Fringe Box



Letter: I Would Love a Museum In a More Contemporary Environment

Published on: 20 Jul, 2015
Updated on: 20 Jul, 2015

Guildford Museum 02From Shane O’Hara

The museum is just one of those focal points that plays a part, albeit small, in bonding the community.

Each of my three kids have been there on school trips and each reported positively. As a result each now knows that little bit more about Guildford’s history.

As far as I can understand, no specific reason has been provided for serving notice on the society other than to say that: “We are looking at options”. Looking at options is vague and surely options can be looked at whilst the society is still in place.

Personally, I would love a museum in a more contemporary environment, where mood lighting and sound effects could be put in place to enhance the overall experience.

If there was an appetite to be innovative perhaps a move to somewhere that would allow a far richer experience for the public would be the way forward.

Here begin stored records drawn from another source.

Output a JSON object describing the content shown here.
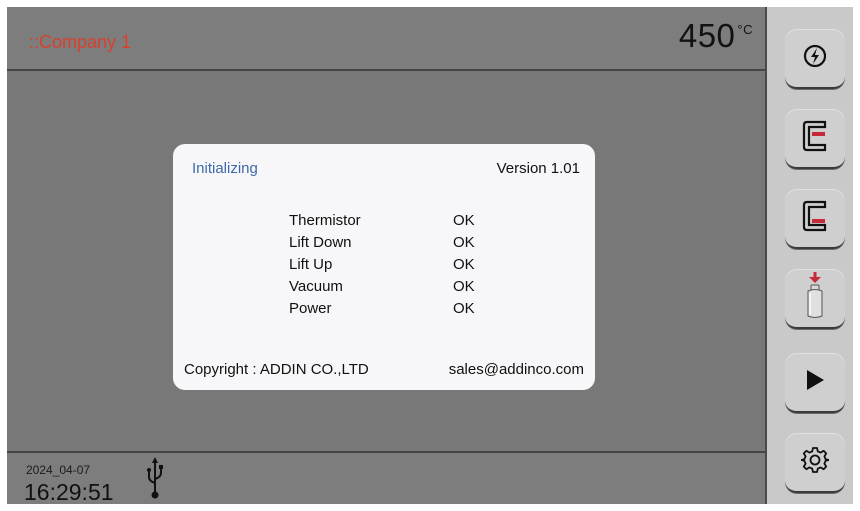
{
  "header": {
    "company": "::Company 1",
    "temperature": "450",
    "temperature_unit": "°C"
  },
  "dialog": {
    "title": "Initializing",
    "version": "Version 1.01",
    "checks": [
      {
        "name": "Thermistor",
        "status": "OK"
      },
      {
        "name": "Lift Down",
        "status": "OK"
      },
      {
        "name": "Lift Up",
        "status": "OK"
      },
      {
        "name": "Vacuum",
        "status": "OK"
      },
      {
        "name": "Power",
        "status": "OK"
      }
    ],
    "copyright": "Copyright : ADDIN CO.,LTD",
    "email": "sales@addinco.com"
  },
  "footer": {
    "date": "2024_04-07",
    "time": "16:29:51",
    "usb_icon": "usb-icon"
  },
  "sidebar": {
    "buttons": [
      {
        "name": "power-button",
        "icon": "power-icon"
      },
      {
        "name": "lift-up-button",
        "icon": "lift-up-icon"
      },
      {
        "name": "lift-down-button",
        "icon": "lift-down-icon"
      },
      {
        "name": "vacuum-button",
        "icon": "vacuum-bottle-icon"
      },
      {
        "name": "start-button",
        "icon": "play-icon"
      },
      {
        "name": "settings-button",
        "icon": "gear-icon"
      }
    ]
  },
  "colors": {
    "accent_red": "#d9402c",
    "title_blue": "#3d6aa8",
    "background": "#787878",
    "sidebar": "#c9c9c9"
  }
}
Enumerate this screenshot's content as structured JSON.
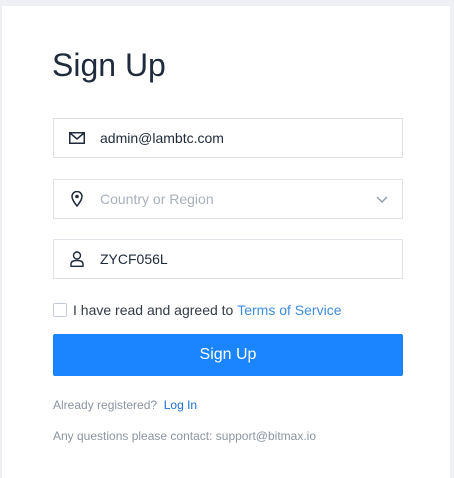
{
  "form": {
    "title": "Sign Up",
    "email": {
      "value": "admin@lambtc.com",
      "icon": "envelope-icon"
    },
    "country": {
      "placeholder": "Country or Region",
      "icon": "location-pin-icon",
      "dropdown_icon": "chevron-down-icon"
    },
    "username": {
      "value": "ZYCF056L",
      "icon": "user-icon"
    },
    "agree": {
      "text": "I have read and agreed to ",
      "link": "Terms of Service",
      "checked": false
    },
    "submit_label": "Sign Up",
    "already": {
      "text": "Already registered? ",
      "link": "Log In"
    },
    "contact": "Any questions please contact: support@bitmax.io"
  },
  "colors": {
    "primary": "#1a85ff",
    "link": "#3e8de0",
    "title": "#1f2a3c",
    "muted": "#8c95a2",
    "border": "#dfe3e8"
  }
}
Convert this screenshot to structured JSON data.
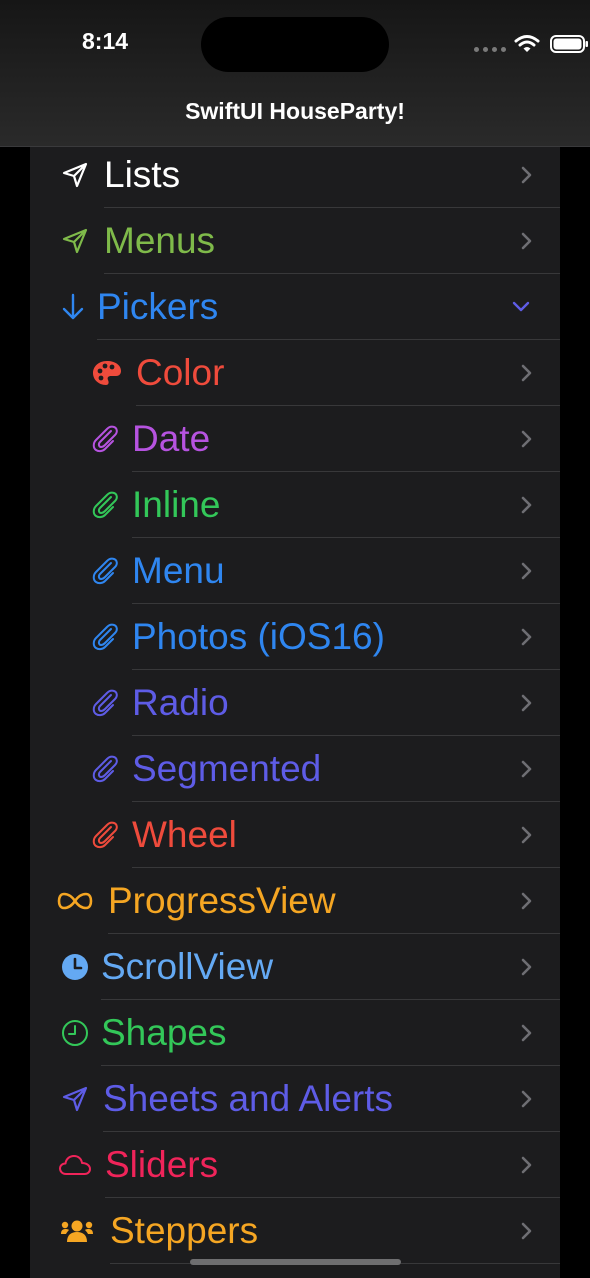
{
  "status_bar": {
    "time": "8:14"
  },
  "nav": {
    "title": "SwiftUI HouseParty!"
  },
  "colors": {
    "white": "#ffffff",
    "green": "#7fba4a",
    "blue": "#2f86f0",
    "red": "#ef4b3c",
    "purple": "#b653e0",
    "bright_green": "#33c759",
    "indigo": "#5e5ce6",
    "orange": "#f5a623",
    "light_blue": "#64a9f3",
    "pink": "#f0245a",
    "chevron": "#6e6e73"
  },
  "items": [
    {
      "label": "Lists",
      "icon": "paperplane-icon",
      "color": "#ffffff"
    },
    {
      "label": "Menus",
      "icon": "paperplane-icon",
      "color": "#7fba4a"
    },
    {
      "label": "Pickers",
      "icon": "arrow-down-icon",
      "color": "#2f86f0",
      "expanded": true
    },
    {
      "label": "Color",
      "icon": "palette-icon",
      "color": "#ef4b3c"
    },
    {
      "label": "Date",
      "icon": "paperclip-icon",
      "color": "#b653e0"
    },
    {
      "label": "Inline",
      "icon": "paperclip-icon",
      "color": "#33c759"
    },
    {
      "label": "Menu",
      "icon": "paperclip-icon",
      "color": "#2f86f0"
    },
    {
      "label": "Photos (iOS16)",
      "icon": "paperclip-icon",
      "color": "#2f86f0"
    },
    {
      "label": "Radio",
      "icon": "paperclip-icon",
      "color": "#5e5ce6"
    },
    {
      "label": "Segmented",
      "icon": "paperclip-icon",
      "color": "#5e5ce6"
    },
    {
      "label": "Wheel",
      "icon": "paperclip-icon",
      "color": "#ef4b3c"
    },
    {
      "label": "ProgressView",
      "icon": "infinity-icon",
      "color": "#f5a623"
    },
    {
      "label": "ScrollView",
      "icon": "clock-fill-icon",
      "color": "#64a9f3"
    },
    {
      "label": "Shapes",
      "icon": "clock-icon",
      "color": "#33c759"
    },
    {
      "label": "Sheets and Alerts",
      "icon": "paperplane-icon",
      "color": "#5e5ce6"
    },
    {
      "label": "Sliders",
      "icon": "cloud-icon",
      "color": "#f0245a"
    },
    {
      "label": "Steppers",
      "icon": "person-group-icon",
      "color": "#f5a623"
    }
  ]
}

A larger venue, perhaps with a modern atmosphere, like the GLive building – where, rather than a 30-minute tour, people can spend a half a day – seeing not just artefacts relating to the history of Guildford, but also greater coverage on: famous events throughout Guildford’s history; famous patrons of Guildford; the expansion of the town; the Surrey Downs and a section on the amazing flora and fauna of the area.

It could include 3D landscapes, showing walking routes and points of interest as well as a a section on local annual events.

And how about a number of screens to show Guildford at its best, videos of: the County Show, the amazing races up the high street during the Tour of Britain cycle races, and so on. It should include a coffee shop too.

Guildford is an amazing town with a High Street that is hard to beat but it does lack a cultural/museum centre.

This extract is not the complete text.